Carlo Ginzburg (15 April 1939-16 June 2026)

cd news carlo ginzburg

Ⓒ John-Paul Ghobrial

When he delivered the annual lecture of the Oxford Centre for European History on 20 May 2025 (pictured), more than 200 people came to hear him speak, with many students queuing for an hour for an autograph on their copies of his books. Anyone who has met him remembers his combination of intellectual rigour and generosity.

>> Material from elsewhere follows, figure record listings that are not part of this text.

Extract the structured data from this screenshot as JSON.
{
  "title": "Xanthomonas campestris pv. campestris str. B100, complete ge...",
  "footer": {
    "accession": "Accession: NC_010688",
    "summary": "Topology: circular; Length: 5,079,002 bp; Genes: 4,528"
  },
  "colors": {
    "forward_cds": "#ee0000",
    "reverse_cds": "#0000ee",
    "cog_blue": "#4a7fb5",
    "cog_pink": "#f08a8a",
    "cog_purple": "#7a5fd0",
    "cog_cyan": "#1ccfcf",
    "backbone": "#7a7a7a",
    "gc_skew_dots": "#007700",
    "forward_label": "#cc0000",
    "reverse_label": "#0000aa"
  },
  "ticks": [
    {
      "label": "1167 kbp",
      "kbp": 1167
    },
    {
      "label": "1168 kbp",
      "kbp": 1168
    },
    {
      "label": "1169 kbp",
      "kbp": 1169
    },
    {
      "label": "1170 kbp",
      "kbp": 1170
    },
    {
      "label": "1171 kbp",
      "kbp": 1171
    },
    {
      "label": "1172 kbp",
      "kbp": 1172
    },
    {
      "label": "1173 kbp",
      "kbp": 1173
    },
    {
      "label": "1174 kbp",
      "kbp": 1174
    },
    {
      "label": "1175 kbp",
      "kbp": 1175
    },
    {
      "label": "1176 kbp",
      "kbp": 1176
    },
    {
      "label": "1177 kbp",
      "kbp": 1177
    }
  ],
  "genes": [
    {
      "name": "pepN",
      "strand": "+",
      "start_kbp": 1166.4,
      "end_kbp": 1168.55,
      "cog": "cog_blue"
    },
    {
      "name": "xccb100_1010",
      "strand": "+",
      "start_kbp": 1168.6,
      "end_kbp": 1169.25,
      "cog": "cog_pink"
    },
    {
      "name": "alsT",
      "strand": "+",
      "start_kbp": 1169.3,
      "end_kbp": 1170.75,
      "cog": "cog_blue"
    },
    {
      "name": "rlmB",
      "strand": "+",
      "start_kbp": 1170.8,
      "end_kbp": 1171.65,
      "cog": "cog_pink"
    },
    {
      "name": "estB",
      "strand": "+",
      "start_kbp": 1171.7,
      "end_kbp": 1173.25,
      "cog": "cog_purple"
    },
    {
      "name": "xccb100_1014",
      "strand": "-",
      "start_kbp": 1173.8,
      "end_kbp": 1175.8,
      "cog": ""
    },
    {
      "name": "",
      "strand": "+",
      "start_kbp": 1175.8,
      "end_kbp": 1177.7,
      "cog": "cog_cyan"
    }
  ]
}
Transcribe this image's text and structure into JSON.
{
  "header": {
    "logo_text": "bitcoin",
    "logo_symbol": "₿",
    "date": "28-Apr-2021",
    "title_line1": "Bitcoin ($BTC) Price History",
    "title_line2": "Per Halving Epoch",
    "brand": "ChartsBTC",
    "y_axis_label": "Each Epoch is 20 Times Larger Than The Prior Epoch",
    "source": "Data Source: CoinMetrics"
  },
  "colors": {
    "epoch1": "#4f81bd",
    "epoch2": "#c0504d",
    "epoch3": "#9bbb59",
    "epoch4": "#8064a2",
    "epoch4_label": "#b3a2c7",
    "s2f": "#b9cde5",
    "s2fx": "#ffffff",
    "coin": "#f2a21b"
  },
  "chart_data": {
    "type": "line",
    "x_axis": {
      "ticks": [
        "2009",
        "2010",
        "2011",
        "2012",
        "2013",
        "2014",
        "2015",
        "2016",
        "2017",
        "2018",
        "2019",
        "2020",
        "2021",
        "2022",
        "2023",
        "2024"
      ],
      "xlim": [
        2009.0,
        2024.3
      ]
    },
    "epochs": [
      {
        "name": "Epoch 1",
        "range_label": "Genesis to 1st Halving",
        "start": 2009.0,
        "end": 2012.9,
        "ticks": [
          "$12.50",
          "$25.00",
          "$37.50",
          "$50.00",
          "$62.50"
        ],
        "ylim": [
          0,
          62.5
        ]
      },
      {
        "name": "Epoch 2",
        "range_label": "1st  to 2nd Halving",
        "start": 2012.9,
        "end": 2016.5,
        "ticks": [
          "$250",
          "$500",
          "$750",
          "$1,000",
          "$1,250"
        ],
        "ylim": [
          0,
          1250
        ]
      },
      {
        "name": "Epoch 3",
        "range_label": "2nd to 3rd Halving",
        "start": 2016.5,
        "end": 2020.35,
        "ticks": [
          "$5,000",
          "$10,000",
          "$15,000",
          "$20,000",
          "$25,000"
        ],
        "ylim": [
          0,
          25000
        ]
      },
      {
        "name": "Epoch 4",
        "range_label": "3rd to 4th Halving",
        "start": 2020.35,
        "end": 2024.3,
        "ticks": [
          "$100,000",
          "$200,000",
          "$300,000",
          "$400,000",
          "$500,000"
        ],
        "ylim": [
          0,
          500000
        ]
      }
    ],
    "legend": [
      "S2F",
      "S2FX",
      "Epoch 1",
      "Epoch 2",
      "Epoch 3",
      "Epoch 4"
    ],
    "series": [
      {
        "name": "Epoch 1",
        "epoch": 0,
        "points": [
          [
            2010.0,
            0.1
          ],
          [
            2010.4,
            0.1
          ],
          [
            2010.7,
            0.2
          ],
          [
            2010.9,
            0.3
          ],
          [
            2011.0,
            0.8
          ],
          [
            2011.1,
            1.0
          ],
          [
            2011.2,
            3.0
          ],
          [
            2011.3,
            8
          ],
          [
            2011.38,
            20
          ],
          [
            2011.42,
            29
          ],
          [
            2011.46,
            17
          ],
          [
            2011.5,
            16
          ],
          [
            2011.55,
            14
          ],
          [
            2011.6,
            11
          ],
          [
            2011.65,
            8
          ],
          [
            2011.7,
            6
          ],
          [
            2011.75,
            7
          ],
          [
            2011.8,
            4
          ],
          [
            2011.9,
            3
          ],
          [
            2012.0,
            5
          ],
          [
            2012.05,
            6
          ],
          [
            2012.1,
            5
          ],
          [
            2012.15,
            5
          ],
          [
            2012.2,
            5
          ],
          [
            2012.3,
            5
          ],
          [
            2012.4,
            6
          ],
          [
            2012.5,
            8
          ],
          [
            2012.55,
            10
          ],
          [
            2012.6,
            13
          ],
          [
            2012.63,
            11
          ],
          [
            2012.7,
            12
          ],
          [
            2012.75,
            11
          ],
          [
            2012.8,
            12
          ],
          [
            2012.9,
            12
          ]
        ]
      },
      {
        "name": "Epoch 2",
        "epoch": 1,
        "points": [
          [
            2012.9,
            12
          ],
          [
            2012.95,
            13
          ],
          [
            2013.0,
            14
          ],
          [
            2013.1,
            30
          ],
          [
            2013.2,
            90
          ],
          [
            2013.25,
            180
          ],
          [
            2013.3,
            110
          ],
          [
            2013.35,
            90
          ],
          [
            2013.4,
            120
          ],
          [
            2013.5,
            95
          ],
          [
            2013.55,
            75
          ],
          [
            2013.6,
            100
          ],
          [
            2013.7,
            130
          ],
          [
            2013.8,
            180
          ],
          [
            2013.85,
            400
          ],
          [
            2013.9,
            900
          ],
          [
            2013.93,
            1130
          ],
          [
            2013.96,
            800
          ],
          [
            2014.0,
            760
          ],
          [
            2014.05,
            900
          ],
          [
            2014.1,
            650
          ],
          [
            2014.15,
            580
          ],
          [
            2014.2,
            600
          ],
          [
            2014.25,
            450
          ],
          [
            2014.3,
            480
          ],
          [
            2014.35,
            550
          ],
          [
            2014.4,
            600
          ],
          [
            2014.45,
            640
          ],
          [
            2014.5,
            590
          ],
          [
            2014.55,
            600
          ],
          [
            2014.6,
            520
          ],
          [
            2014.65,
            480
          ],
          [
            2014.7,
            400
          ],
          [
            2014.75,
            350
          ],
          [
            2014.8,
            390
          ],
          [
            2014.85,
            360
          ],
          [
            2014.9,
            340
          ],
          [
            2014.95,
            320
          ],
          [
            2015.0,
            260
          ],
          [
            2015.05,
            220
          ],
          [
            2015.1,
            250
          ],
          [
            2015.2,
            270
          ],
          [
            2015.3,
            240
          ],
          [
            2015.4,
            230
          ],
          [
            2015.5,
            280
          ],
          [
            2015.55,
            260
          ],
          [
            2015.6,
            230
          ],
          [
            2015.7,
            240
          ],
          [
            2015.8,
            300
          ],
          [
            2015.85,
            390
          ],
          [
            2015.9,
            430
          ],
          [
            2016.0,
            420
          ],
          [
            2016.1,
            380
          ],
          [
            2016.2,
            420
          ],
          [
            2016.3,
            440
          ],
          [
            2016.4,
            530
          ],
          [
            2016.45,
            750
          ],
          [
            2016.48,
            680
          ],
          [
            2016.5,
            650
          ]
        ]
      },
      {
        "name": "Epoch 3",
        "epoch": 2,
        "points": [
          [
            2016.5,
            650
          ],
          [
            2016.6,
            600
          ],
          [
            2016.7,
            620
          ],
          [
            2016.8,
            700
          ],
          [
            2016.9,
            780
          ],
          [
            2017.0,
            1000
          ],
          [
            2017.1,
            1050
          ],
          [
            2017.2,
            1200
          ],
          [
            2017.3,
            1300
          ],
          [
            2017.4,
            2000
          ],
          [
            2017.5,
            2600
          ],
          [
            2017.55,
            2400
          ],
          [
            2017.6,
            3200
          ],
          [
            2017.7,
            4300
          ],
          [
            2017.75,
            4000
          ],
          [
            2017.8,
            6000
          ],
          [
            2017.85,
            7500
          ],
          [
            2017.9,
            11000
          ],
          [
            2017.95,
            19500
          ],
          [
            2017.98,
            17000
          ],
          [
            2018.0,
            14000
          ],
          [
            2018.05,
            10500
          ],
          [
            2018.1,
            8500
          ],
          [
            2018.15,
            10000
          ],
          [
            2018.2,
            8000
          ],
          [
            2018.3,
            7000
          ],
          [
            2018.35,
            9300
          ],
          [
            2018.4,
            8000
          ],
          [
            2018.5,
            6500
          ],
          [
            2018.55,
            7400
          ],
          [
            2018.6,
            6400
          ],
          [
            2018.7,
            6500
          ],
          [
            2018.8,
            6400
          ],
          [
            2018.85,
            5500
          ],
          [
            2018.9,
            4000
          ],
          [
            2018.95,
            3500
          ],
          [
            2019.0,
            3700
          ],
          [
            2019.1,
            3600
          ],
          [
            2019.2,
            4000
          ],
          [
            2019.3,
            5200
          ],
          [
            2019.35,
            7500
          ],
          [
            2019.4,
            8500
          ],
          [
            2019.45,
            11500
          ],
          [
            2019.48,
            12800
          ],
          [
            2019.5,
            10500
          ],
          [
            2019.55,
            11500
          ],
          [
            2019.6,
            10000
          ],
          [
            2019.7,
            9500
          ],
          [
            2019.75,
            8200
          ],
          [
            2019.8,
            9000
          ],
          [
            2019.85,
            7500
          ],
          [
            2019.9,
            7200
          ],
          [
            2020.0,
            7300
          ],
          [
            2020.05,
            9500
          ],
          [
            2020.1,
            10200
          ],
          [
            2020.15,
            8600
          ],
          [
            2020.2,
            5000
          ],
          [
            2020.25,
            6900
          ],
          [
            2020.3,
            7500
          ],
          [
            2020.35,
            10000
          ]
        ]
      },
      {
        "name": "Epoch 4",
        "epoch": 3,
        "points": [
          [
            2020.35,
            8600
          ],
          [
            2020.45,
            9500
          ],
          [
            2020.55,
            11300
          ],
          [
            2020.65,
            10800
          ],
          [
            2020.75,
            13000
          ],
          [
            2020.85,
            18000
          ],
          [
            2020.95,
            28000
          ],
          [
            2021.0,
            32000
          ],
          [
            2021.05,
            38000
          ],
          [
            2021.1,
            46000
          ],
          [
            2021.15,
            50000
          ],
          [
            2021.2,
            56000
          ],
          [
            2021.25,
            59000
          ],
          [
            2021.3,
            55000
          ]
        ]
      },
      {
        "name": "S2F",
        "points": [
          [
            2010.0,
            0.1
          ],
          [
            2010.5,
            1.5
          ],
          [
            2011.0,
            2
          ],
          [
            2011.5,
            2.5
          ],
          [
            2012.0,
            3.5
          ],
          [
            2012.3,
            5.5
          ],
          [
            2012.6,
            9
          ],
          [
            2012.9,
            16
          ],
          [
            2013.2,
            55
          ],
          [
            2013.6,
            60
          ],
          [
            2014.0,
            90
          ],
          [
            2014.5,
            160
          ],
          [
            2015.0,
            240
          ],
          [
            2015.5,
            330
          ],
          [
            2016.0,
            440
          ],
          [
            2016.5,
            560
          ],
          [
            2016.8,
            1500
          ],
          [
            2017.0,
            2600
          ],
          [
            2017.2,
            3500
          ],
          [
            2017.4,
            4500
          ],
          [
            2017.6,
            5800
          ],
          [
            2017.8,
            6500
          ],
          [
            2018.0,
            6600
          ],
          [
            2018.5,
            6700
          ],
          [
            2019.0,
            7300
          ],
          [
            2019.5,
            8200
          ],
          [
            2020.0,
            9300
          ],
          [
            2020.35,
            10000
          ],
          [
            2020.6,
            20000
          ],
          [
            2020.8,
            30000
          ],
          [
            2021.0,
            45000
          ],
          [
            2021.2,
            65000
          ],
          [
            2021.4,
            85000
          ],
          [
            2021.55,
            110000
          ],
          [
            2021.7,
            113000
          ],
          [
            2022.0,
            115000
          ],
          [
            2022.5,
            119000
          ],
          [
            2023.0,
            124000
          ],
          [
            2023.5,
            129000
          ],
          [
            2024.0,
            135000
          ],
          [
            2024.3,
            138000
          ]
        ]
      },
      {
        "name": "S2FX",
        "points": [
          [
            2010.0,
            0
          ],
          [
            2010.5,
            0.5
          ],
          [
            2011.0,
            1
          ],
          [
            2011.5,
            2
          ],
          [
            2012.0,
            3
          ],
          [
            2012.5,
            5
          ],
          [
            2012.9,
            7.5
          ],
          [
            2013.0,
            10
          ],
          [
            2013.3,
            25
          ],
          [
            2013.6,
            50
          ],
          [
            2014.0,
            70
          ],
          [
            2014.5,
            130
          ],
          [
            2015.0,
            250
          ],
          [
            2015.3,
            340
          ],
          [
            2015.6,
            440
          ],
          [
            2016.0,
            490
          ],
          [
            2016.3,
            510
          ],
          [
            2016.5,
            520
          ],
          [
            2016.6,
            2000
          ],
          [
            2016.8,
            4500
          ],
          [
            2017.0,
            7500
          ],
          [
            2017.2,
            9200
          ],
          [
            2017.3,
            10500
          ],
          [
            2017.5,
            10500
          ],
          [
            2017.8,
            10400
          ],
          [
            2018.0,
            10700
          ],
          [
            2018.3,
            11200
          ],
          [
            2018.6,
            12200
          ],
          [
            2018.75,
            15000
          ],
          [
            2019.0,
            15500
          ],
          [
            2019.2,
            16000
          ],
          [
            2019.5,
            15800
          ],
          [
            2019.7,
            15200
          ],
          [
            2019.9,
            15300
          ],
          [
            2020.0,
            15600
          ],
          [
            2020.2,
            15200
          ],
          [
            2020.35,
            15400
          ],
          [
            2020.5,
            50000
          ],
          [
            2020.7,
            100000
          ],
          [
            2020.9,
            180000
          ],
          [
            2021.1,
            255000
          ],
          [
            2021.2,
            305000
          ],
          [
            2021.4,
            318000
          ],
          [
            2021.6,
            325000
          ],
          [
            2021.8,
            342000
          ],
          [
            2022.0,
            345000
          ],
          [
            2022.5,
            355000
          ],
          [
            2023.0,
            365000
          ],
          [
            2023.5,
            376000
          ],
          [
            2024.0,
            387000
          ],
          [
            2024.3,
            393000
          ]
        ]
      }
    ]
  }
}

Born into an anti-Fascist family, Ginzburg spent his first few years first in internal exile and then in hiding. He studied at the Scuola Normale Superiore in Pisa and taught at the University of Bologna until the 1980s, then at UCLA until his retirement, while also holding a chair at the Normale from 2006. Ginzburg always maintained a strong civic commitment to the present, which is one of the many distinctive features of his work. Another one was his pioneering engagement with historical method, largely shaped by a recognition of the historical insight offered by anomalies and exceptions. His first book, Night Battles (1966), did not only shed light on a previously undiscovered agrarian cult but investigated the relationship between dominant and subaltern culture, building on Antonio Gramsci’s categories. Published in 1976 and translated into some thirty languages, The Cheese and the Worms remains one of the most widely read pieces of historical writing in the world. His research into the culture and minds of peasants who left no written sources of their own contributed to the foundation of microhistory, of which Carlo was one of the most famous pioneers and practitioners. In 1989, Ecstasies again defied convention by examining the roots of the witches’ sabbath on a Eurasian scale over the very long durée. Engaging in close conversation with ancient and modern historians, anthropologists, art historians, literary critics and philologists, he published hundreds of shorter essays and articles, which have been equally influential. Perhaps most famously, ‘Clues’ traced the origins of the microanalytical method back to prehistoric hunters, via medicine, connoisseurship, and psychoanalysis. In 1975, he and Adriano Prosperi published a book on a seminar they had conducted with students on an obscure heretical text that circulated abundantly in sixteenth-century Italy, but which was then only known from one surviving copy. It has just been translated into English as Puzzles and remains an inspiring lesson in investigative research, collaborative work, and dialogue with students and colleagues. 

 

We like to remember Ginzburg’s incessantly thought-provoking and irreverent attitude with the words spoken by his Menocchio before the Inquisition: ‘I have a subtle mind and I sought after lofty things which I did not know about’.